Steve Wards circuit is designed to run at 120VAC US mains. I built mine using uprated MOSFETs, caps and bridge to run at 240VAC UK mains supply, but I'm still being a chicken and running the primary through a step down transformer at 30VAC. Once I've played with different drive circuits I will probably add cooling fans and give it a try on higher voltages via a variac. But, before I blow it all up, I'm going to play with it some more and try controlling it via MIDI.

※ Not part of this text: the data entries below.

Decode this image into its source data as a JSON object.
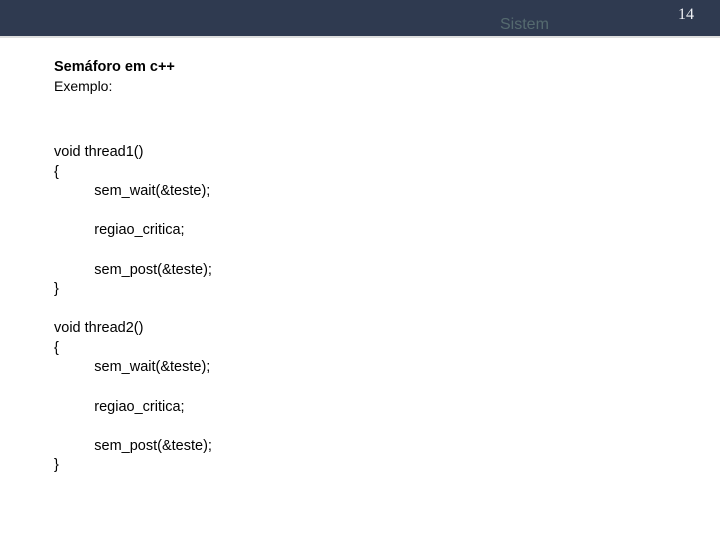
{
  "header": {
    "label": "Sistem",
    "page_number": "14"
  },
  "content": {
    "title": "Semáforo em c++",
    "subtitle": "Exemplo:",
    "code_line_1": "void thread1()",
    "code_line_2": "{",
    "code_line_3": "          sem_wait(&teste);",
    "code_line_4": "",
    "code_line_5": "          regiao_critica;",
    "code_line_6": "",
    "code_line_7": "          sem_post(&teste);",
    "code_line_8": "}",
    "code_line_9": "",
    "code_line_10": "void thread2()",
    "code_line_11": "{",
    "code_line_12": "          sem_wait(&teste);",
    "code_line_13": "",
    "code_line_14": "          regiao_critica;",
    "code_line_15": "",
    "code_line_16": "          sem_post(&teste);",
    "code_line_17": "}"
  }
}
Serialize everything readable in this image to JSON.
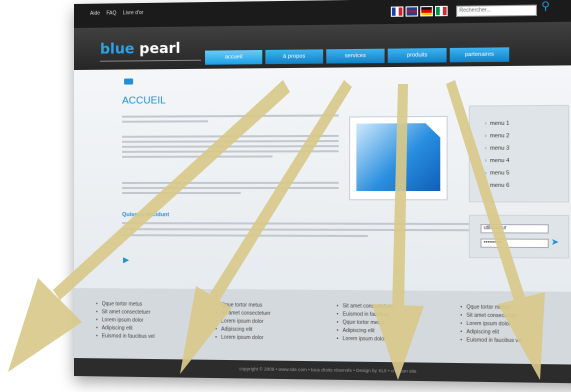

First off I had to work out how to get the coil to play a tune. I already had a little PIC circuit that could play a dodgy version of "Captain Pugwash" on a piezo sounder. I tried Using an opto-isolator driven by the PIC's square wave output to replace the 555 timer output in Steve Ward's circuit and it worked.
Before I plug any MIDI leads into it I need to make a fibre optic connection. I think the EM field around the coil would induce a voltage in any wiring that wouldn't be too kind to a MIDI keyboard or soundcard. Working on that bit now....
Something else I had a go at was an "ion windmill"... this is simply an "S"-shaped bit of bent wire that can spin around a vertical wire stuck to the top of the coil. When the coil is on, the electrons streaming from the tips of the wire drive it round!